It’s a Friday night and you want to go out, so you start at a fraternity house to pre-game and then head downtown for an evening filled with drunken shenanigans.You jump from bar to bar to find friends who conveniently move to a different bar once you get there. While you walk up and down the streets, you see people you never even knew went to UGA, but that’s half the fun of going downtown. It’s hard to believe that downtown hasn’t always been this way.
Back in 1992, “Downtown was
usually popular from around 8 or 9 to 11:30 p.m. Then, everyone would go
to the band parties at the fraternity houses. We were able to have big
fraternity parties back then, and that was a big part of the social scene,”
states alumni Kevin Shires.
Downtown Athens has changed immensely in the past twenty years, but what was the bar scene like when our parents went to the University of Georgia?

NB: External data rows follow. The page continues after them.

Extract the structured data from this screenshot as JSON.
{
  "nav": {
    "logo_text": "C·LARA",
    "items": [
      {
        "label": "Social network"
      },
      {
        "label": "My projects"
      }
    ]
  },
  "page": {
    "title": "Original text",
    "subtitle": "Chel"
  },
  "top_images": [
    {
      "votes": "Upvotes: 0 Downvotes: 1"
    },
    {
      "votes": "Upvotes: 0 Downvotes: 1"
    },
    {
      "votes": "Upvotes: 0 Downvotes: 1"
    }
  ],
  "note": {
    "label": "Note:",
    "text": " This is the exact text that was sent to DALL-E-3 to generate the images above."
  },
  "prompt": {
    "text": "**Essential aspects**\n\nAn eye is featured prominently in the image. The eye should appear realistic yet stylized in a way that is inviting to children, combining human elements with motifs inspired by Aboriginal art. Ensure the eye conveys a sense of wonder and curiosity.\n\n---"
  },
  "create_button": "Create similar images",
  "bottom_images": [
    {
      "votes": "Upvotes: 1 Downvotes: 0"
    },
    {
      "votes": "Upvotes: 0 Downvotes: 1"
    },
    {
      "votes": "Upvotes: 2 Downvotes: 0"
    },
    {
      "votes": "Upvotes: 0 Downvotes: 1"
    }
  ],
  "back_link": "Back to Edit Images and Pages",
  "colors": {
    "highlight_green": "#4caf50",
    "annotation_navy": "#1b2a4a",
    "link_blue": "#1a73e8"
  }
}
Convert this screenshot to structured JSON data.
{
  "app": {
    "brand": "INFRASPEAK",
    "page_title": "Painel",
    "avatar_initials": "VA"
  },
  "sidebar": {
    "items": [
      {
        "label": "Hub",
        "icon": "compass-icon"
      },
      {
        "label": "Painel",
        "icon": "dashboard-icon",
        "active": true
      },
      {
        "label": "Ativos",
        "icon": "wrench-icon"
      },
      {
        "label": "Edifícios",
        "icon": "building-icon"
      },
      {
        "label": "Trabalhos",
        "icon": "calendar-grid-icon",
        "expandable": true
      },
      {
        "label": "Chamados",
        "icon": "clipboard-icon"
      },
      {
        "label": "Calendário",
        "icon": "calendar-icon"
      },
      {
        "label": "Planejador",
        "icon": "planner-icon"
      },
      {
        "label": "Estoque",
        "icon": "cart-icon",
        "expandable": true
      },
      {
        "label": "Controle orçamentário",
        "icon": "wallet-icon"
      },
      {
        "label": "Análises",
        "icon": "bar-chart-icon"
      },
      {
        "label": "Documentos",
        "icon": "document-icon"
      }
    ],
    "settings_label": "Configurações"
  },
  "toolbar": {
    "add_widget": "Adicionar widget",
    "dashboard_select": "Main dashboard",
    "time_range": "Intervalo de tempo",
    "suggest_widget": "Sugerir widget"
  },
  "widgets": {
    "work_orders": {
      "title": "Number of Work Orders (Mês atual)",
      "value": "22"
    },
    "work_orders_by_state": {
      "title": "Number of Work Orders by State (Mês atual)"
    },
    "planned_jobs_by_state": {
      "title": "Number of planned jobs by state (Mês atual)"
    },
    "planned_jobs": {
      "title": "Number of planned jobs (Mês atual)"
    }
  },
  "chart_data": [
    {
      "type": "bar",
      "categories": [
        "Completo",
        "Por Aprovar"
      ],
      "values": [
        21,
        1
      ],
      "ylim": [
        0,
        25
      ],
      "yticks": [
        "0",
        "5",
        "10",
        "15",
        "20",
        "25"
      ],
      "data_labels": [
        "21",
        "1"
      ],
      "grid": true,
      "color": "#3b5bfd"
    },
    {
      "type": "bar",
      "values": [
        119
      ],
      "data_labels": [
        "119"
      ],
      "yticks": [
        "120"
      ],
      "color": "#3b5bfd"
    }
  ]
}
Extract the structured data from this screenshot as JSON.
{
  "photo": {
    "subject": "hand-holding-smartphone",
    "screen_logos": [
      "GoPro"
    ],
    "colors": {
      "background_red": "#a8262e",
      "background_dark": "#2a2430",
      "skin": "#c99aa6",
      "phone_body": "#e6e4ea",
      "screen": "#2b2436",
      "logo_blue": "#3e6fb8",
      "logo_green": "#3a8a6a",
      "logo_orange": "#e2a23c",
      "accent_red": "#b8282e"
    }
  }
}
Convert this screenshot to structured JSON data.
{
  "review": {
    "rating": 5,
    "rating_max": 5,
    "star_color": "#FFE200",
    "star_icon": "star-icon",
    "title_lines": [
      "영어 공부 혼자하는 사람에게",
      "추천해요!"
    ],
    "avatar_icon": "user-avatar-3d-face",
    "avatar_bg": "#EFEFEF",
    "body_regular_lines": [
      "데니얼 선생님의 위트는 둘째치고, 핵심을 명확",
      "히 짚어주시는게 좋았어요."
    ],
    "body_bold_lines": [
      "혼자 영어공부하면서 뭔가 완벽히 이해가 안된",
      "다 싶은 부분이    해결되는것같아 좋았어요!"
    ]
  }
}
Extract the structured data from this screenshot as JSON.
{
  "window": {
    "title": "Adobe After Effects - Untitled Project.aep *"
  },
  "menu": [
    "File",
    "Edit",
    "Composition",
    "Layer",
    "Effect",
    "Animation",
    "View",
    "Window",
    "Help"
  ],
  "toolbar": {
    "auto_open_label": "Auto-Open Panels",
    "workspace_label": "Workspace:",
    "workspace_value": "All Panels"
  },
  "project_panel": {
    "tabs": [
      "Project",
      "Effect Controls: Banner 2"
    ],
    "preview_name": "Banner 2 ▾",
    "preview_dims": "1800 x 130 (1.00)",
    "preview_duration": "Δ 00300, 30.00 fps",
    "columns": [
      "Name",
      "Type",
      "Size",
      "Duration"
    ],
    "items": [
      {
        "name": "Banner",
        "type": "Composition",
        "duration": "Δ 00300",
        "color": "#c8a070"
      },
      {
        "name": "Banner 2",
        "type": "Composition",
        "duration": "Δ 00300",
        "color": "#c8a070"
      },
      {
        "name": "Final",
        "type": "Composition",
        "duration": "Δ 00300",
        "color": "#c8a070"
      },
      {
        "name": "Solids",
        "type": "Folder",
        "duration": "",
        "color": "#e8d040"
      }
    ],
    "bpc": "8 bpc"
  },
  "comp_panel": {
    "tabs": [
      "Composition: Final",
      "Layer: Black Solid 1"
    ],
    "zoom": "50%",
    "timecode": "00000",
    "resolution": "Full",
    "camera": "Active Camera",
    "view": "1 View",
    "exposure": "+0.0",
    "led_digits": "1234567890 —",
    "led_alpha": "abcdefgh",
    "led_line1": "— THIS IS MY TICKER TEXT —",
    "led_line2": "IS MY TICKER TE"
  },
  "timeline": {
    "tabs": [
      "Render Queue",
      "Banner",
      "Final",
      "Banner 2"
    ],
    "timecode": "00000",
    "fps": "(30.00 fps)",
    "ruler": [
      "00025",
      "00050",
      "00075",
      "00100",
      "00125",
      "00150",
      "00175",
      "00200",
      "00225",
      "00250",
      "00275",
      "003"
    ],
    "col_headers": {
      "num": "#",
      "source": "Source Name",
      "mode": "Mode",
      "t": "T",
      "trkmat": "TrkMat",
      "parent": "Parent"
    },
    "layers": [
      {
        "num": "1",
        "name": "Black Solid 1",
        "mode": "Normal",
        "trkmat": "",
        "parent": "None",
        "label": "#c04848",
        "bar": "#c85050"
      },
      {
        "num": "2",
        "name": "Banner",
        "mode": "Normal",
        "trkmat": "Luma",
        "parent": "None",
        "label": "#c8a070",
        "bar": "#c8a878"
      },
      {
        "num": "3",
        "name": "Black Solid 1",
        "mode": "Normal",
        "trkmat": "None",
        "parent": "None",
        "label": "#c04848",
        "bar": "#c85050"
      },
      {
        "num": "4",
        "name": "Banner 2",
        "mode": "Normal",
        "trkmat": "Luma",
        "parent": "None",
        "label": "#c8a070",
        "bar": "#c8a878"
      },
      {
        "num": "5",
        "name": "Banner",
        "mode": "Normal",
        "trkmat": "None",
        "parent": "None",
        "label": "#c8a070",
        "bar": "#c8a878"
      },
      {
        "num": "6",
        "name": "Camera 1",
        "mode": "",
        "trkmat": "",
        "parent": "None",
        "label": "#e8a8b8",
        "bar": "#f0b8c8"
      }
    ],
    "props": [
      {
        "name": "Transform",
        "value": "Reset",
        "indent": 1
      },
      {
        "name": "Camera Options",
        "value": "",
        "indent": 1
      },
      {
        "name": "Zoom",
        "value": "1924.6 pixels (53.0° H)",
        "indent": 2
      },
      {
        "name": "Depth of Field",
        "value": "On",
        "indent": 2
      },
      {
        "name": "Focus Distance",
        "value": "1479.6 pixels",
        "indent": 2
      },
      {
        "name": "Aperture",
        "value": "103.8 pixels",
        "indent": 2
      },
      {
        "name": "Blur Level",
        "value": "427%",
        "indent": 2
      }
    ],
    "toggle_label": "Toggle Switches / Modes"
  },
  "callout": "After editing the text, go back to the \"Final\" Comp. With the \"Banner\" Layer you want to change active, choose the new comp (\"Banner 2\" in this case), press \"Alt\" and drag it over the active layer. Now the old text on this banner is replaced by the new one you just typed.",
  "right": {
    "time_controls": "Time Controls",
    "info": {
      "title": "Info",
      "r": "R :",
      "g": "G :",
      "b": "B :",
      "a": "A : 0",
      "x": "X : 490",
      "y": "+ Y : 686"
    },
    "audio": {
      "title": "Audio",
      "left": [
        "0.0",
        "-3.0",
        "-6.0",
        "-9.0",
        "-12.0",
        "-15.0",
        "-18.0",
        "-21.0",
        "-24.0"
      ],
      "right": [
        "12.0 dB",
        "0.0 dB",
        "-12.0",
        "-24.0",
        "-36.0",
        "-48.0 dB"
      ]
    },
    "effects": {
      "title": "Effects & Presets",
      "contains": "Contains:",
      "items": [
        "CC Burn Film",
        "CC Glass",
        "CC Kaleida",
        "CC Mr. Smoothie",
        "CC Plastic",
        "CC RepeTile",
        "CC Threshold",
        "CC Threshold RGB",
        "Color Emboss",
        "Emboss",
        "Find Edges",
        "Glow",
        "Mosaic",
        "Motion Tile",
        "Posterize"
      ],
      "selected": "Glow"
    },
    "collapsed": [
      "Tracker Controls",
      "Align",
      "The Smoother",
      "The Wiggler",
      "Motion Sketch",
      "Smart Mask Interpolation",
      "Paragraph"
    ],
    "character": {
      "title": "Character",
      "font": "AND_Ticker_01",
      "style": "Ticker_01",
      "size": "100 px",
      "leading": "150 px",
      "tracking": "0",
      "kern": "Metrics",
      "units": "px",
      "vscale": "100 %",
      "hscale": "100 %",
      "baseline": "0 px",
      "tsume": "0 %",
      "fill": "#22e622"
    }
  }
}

Were there lines of people waiting to get into Whiskey Bent? Or people late night eating at Eat Hibachi or little Italy? Not exactly.
Back in the early 1980’s, there were only about five main bars (excluding restaurants that did more in food).
When asked what the downtown scene was like twenty years ago, Robert Stroup, who graduated in 1985, recalls, “We did most of our drinking at frat parties, socials, and football games.”
However, Stroup comes back to Athens
regularly and stated that “Yes, downtown Athens has changed extensively. Now
there are crowds on the streets and in the bars.”
Unless you hit up power hour to get your $1 drinks, a well drink is usually $4. Back in 1983, it cost $1.50 for a mixed drink and only $1.25 to $2.75 for a pitcher of beer.
For college students in the 80s there may not have been “power hour,” but they did have other promotions such as “bars serving penny beers and drinks starting at a certain hour. It lasted until someone went to use the bathroom.” Shire commented, “It was disgusting.”
Nowadays, UGA students spread out to all different bars like Double Barrel, On The Rocks, or Generals, but back in the day, people usually had a certain bar they would go to each night of the week they went out.
While the bars may not still be the same as they were back in 1980 or 1990, Athens has kept a little piece of home for the alums by creating 8e’s bar and 9d’s bar.
Times are changing, but who
says we can’t have a throwback night. Maybe pre-gaming at a bar and then going
to a fraternity house until the wee hours of the morning isn’t such a bad idea.